ERIC Number: ED157193
Record Type: Non-Journal
Publication Date: 1978-Feb
Pages: 37
Abstractor: N/A
ISBN: N/A
ISSN: N/A
EISSN: N/A
Order and Disruption in a Desegregated High School.
Noblit, George W.; Collins, Thomas W.
One of 52 theoretical papers on school crime and its relation to poverty, this chapter, by utilizing ethnographic data, develops an understanding of the interrelationships among administrative styles, deterrence, commitment, and disruption. The effect of change in administrative styles on the character of order and disruption in a desegregated southern high school is examined. The concern of this paper is primarily with control systems and their effects, and not with the incidence of misbehavior. The data were drawn from an ongoing ethnographic study geared to investigate the process of interracial schooling. Additional data are presented from an ethnography of another high school in a different southern city to facilitate the formulation of conclusions. The paper concludes that a highly representative governance system fosters commitment in the vast majority of school participants.

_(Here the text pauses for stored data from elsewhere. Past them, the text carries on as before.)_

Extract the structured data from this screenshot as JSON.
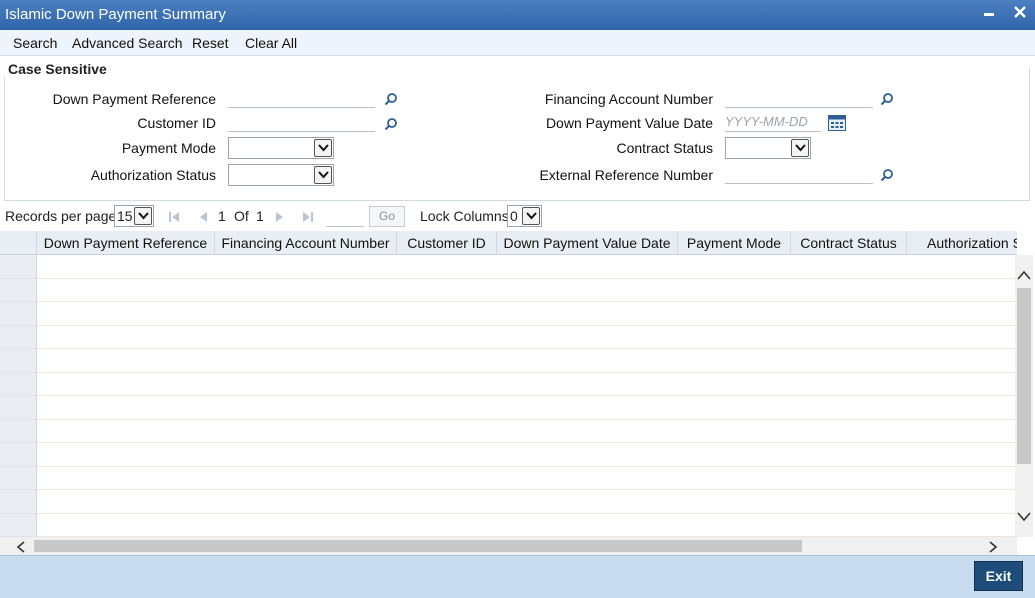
{
  "window": {
    "title": "Islamic Down Payment Summary",
    "minimize": "▬",
    "close": "✕"
  },
  "menu": {
    "search": "Search",
    "advanced_search": "Advanced Search",
    "reset": "Reset",
    "clear_all": "Clear All"
  },
  "criteria": {
    "legend": "Case Sensitive",
    "down_payment_reference": {
      "label": "Down Payment Reference",
      "value": ""
    },
    "customer_id": {
      "label": "Customer ID",
      "value": ""
    },
    "payment_mode": {
      "label": "Payment Mode",
      "value": ""
    },
    "authorization_status": {
      "label": "Authorization Status",
      "value": ""
    },
    "financing_account_number": {
      "label": "Financing Account Number",
      "value": ""
    },
    "down_payment_value_date": {
      "label": "Down Payment Value Date",
      "value": "",
      "placeholder": "YYYY-MM-DD"
    },
    "contract_status": {
      "label": "Contract Status",
      "value": ""
    },
    "external_reference_number": {
      "label": "External Reference Number",
      "value": ""
    }
  },
  "pager": {
    "records_per_page_label": "Records per page",
    "records_per_page": "15",
    "current_page": "1",
    "of_label": "Of",
    "total_pages": "1",
    "go_label": "Go",
    "lock_columns_label": "Lock Columns",
    "lock_columns": "0"
  },
  "grid": {
    "columns": [
      "Down Payment Reference",
      "Financing Account Number",
      "Customer ID",
      "Down Payment Value Date",
      "Payment Mode",
      "Contract Status",
      "Authorization S"
    ],
    "rows": []
  },
  "footer": {
    "exit_label": "Exit"
  },
  "colors": {
    "titlebar": "#2f65aa",
    "menubar": "#eef4fb",
    "footer": "#c8dcef",
    "exit_button": "#1f4d79"
  }
}
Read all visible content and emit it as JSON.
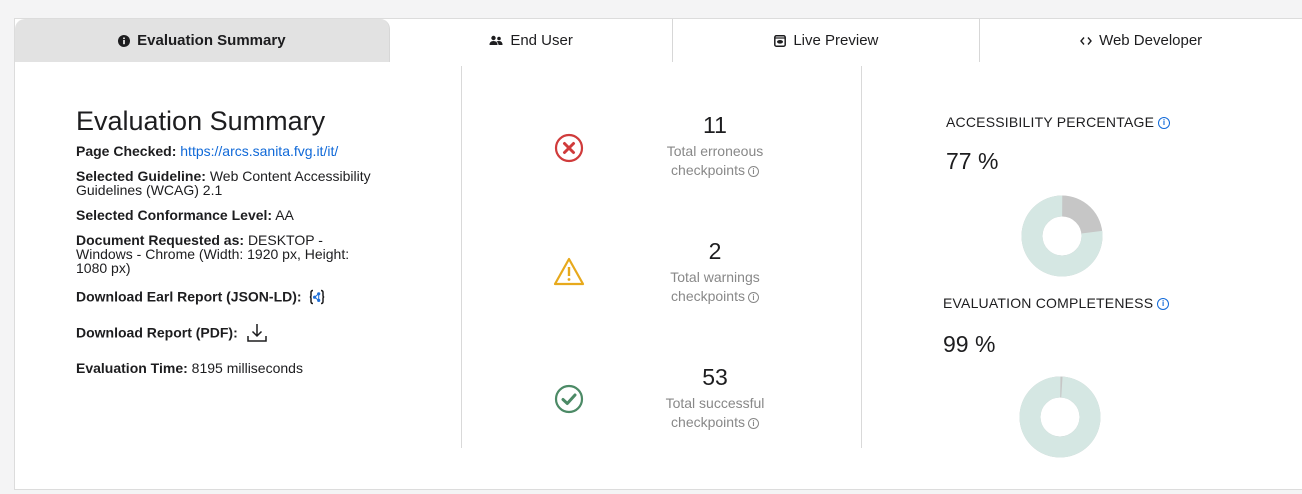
{
  "tabs": [
    {
      "label": "Evaluation Summary",
      "icon": "info-circle-icon",
      "active": true
    },
    {
      "label": "End User",
      "icon": "users-icon",
      "active": false
    },
    {
      "label": "Live Preview",
      "icon": "preview-icon",
      "active": false
    },
    {
      "label": "Web Developer",
      "icon": "code-icon",
      "active": false
    }
  ],
  "summary": {
    "title": "Evaluation Summary",
    "page_checked_label": "Page Checked:",
    "page_checked_url": "https://arcs.sanita.fvg.it/it/",
    "guideline_label": "Selected Guideline:",
    "guideline_value_1": "Web Content Accessibility",
    "guideline_value_2": "Guidelines (WCAG) 2.1",
    "conformance_label": "Selected Conformance Level:",
    "conformance_value": "AA",
    "document_label": "Document Requested as:",
    "document_value_1": "DESKTOP -",
    "document_value_2": "Windows - Chrome (Width: 1920 px, Height:",
    "document_value_3": "1080 px)",
    "earl_label": "Download Earl Report (JSON-LD):",
    "pdf_label": "Download Report (PDF):",
    "time_label": "Evaluation Time:",
    "time_value": "8195 milliseconds"
  },
  "checkpoints": [
    {
      "count": "11",
      "line1": "Total erroneous",
      "line2": "checkpoints",
      "icon": "error-x-icon",
      "color": "#d03b3b"
    },
    {
      "count": "2",
      "line1": "Total warnings",
      "line2": "checkpoints",
      "icon": "warning-triangle-icon",
      "color": "#e7a91c"
    },
    {
      "count": "53",
      "line1": "Total successful",
      "line2": "checkpoints",
      "icon": "success-check-icon",
      "color": "#4c8a66"
    }
  ],
  "metrics": {
    "accessibility_title": "ACCESSIBILITY PERCENTAGE",
    "accessibility_value": "77 %",
    "accessibility_fraction": 0.77,
    "completeness_title": "EVALUATION COMPLETENESS",
    "completeness_value": "99 %",
    "completeness_fraction": 0.99,
    "filled_color": "#d5e7e3",
    "remaining_color": "#c6c6c6"
  },
  "info_glyph": "i"
}
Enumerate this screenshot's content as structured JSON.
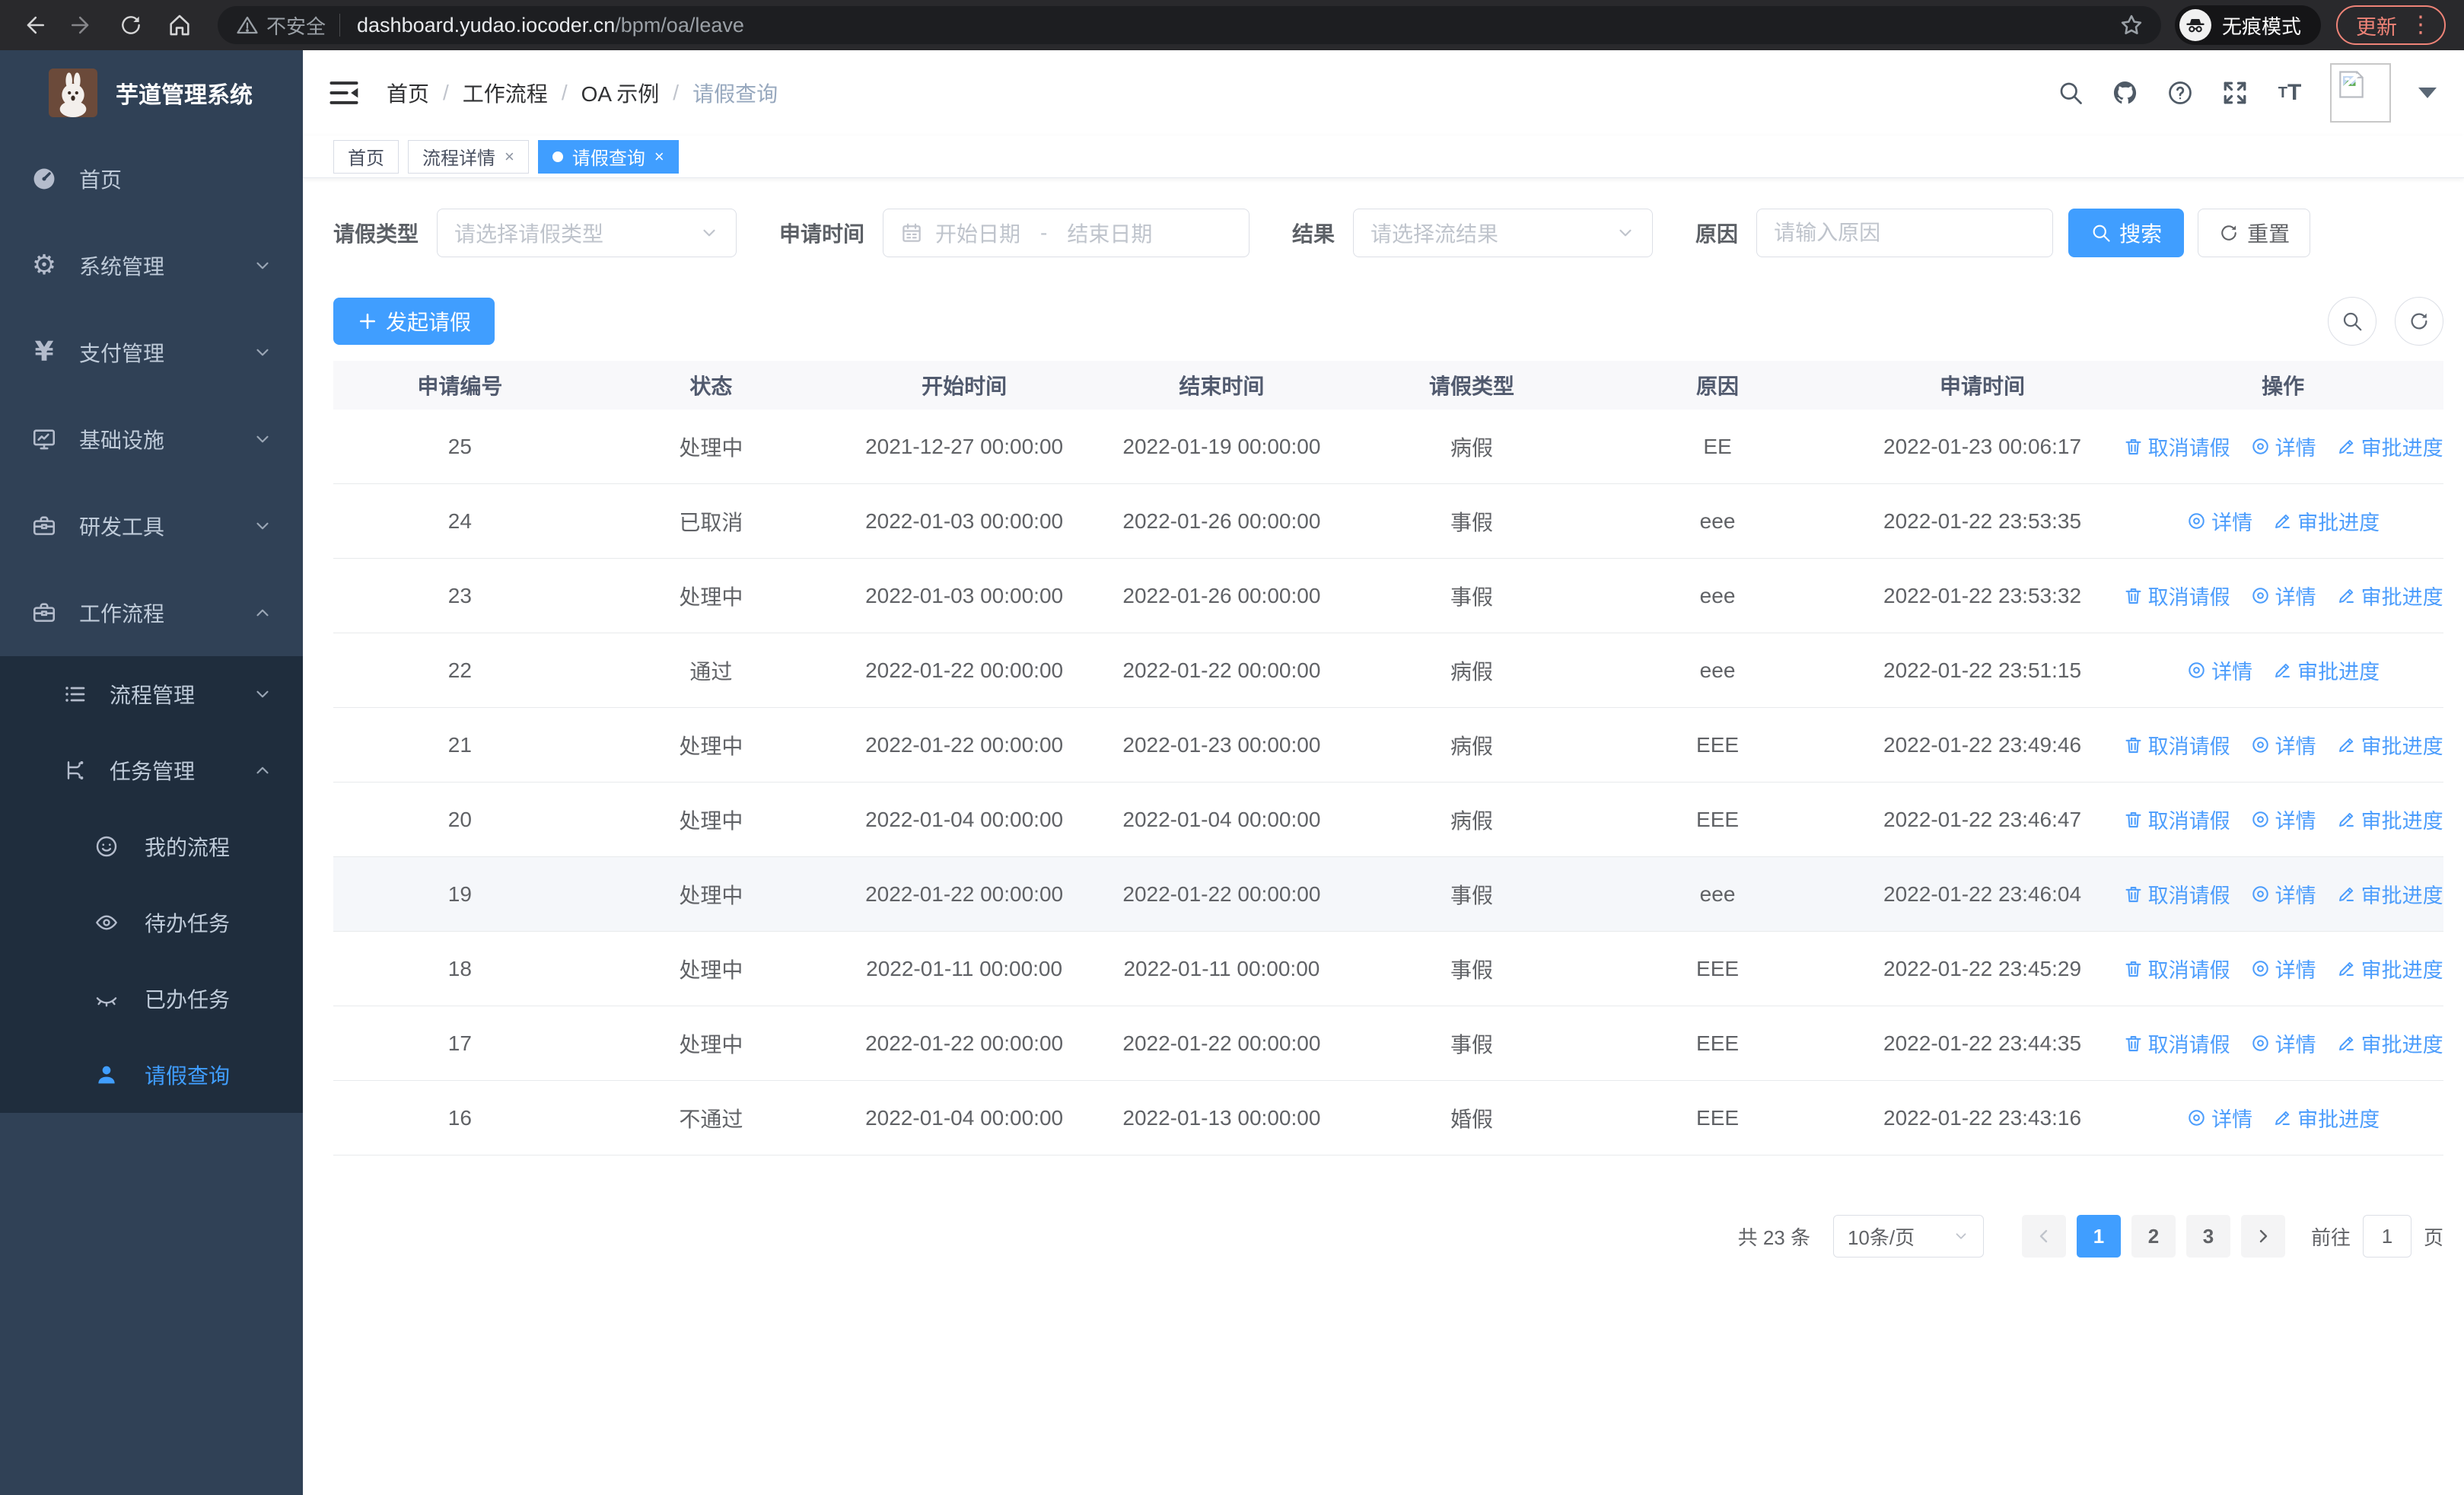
{
  "browser": {
    "security_warning": "不安全",
    "url_host": "dashboard.yudao.iocoder.cn",
    "url_path": "/bpm/oa/leave",
    "incognito_label": "无痕模式",
    "update_label": "更新"
  },
  "colors": {
    "primary": "#409eff",
    "sidebar_bg": "#304156",
    "submenu_bg": "#1f2d3d",
    "update_accent": "#ee8377"
  },
  "sidebar": {
    "app_title": "芋道管理系统",
    "items": [
      {
        "label": "首页",
        "expandable": false
      },
      {
        "label": "系统管理",
        "expandable": true
      },
      {
        "label": "支付管理",
        "expandable": true
      },
      {
        "label": "基础设施",
        "expandable": true
      },
      {
        "label": "研发工具",
        "expandable": true
      },
      {
        "label": "工作流程",
        "expandable": true,
        "expanded": true
      }
    ],
    "submenu": [
      {
        "label": "流程管理",
        "expanded": false
      },
      {
        "label": "任务管理",
        "expanded": true
      }
    ],
    "task_items": [
      {
        "label": "我的流程"
      },
      {
        "label": "待办任务"
      },
      {
        "label": "已办任务"
      },
      {
        "label": "请假查询",
        "active": true
      }
    ]
  },
  "header": {
    "breadcrumb": [
      "首页",
      "工作流程",
      "OA 示例",
      "请假查询"
    ],
    "separator": "/"
  },
  "tabs": [
    {
      "label": "首页"
    },
    {
      "label": "流程详情",
      "close": "×"
    },
    {
      "label": "请假查询",
      "close": "×",
      "active": true
    }
  ],
  "filters": {
    "leave_type_label": "请假类型",
    "leave_type_placeholder": "请选择请假类型",
    "apply_time_label": "申请时间",
    "start_date_placeholder": "开始日期",
    "date_separator": "-",
    "end_date_placeholder": "结束日期",
    "result_label": "结果",
    "result_placeholder": "请选择流结果",
    "reason_label": "原因",
    "reason_placeholder": "请输入原因",
    "search_label": "搜索",
    "reset_label": "重置"
  },
  "toolbar": {
    "create_label": "发起请假"
  },
  "table": {
    "headers": [
      "申请编号",
      "状态",
      "开始时间",
      "结束时间",
      "请假类型",
      "原因",
      "申请时间",
      "操作"
    ],
    "action_labels": {
      "cancel": "取消请假",
      "detail": "详情",
      "progress": "审批进度"
    },
    "rows": [
      {
        "id": "25",
        "status": "处理中",
        "start": "2021-12-27 00:00:00",
        "end": "2022-01-19 00:00:00",
        "type": "病假",
        "reason": "EE",
        "applied": "2022-01-23 00:06:17",
        "can_cancel": true
      },
      {
        "id": "24",
        "status": "已取消",
        "start": "2022-01-03 00:00:00",
        "end": "2022-01-26 00:00:00",
        "type": "事假",
        "reason": "eee",
        "applied": "2022-01-22 23:53:35",
        "can_cancel": false
      },
      {
        "id": "23",
        "status": "处理中",
        "start": "2022-01-03 00:00:00",
        "end": "2022-01-26 00:00:00",
        "type": "事假",
        "reason": "eee",
        "applied": "2022-01-22 23:53:32",
        "can_cancel": true
      },
      {
        "id": "22",
        "status": "通过",
        "start": "2022-01-22 00:00:00",
        "end": "2022-01-22 00:00:00",
        "type": "病假",
        "reason": "eee",
        "applied": "2022-01-22 23:51:15",
        "can_cancel": false
      },
      {
        "id": "21",
        "status": "处理中",
        "start": "2022-01-22 00:00:00",
        "end": "2022-01-23 00:00:00",
        "type": "病假",
        "reason": "EEE",
        "applied": "2022-01-22 23:49:46",
        "can_cancel": true
      },
      {
        "id": "20",
        "status": "处理中",
        "start": "2022-01-04 00:00:00",
        "end": "2022-01-04 00:00:00",
        "type": "病假",
        "reason": "EEE",
        "applied": "2022-01-22 23:46:47",
        "can_cancel": true
      },
      {
        "id": "19",
        "status": "处理中",
        "start": "2022-01-22 00:00:00",
        "end": "2022-01-22 00:00:00",
        "type": "事假",
        "reason": "eee",
        "applied": "2022-01-22 23:46:04",
        "can_cancel": true,
        "highlight": true
      },
      {
        "id": "18",
        "status": "处理中",
        "start": "2022-01-11 00:00:00",
        "end": "2022-01-11 00:00:00",
        "type": "事假",
        "reason": "EEE",
        "applied": "2022-01-22 23:45:29",
        "can_cancel": true
      },
      {
        "id": "17",
        "status": "处理中",
        "start": "2022-01-22 00:00:00",
        "end": "2022-01-22 00:00:00",
        "type": "事假",
        "reason": "EEE",
        "applied": "2022-01-22 23:44:35",
        "can_cancel": true
      },
      {
        "id": "16",
        "status": "不通过",
        "start": "2022-01-04 00:00:00",
        "end": "2022-01-13 00:00:00",
        "type": "婚假",
        "reason": "EEE",
        "applied": "2022-01-22 23:43:16",
        "can_cancel": false
      }
    ]
  },
  "pagination": {
    "total_text": "共 23 条",
    "page_size": "10条/页",
    "pages": [
      "1",
      "2",
      "3"
    ],
    "goto_label": "前往",
    "goto_value": "1",
    "page_suffix": "页"
  }
}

The participants have a major role in making and revising the rules, and, thus, when caught violating them, they are hard pressed to question the legitimacy of those rules. (Author/MLF)
Publication Type: N/A
Education Level: N/A
Audience: N/A
Language: N/A
Sponsor: Department of Health, Education, and Welfare, Washington, DC.
Authoring Institution: National Council on Crime and Delinquency, Hackensack, NJ. NewGate Resource Center.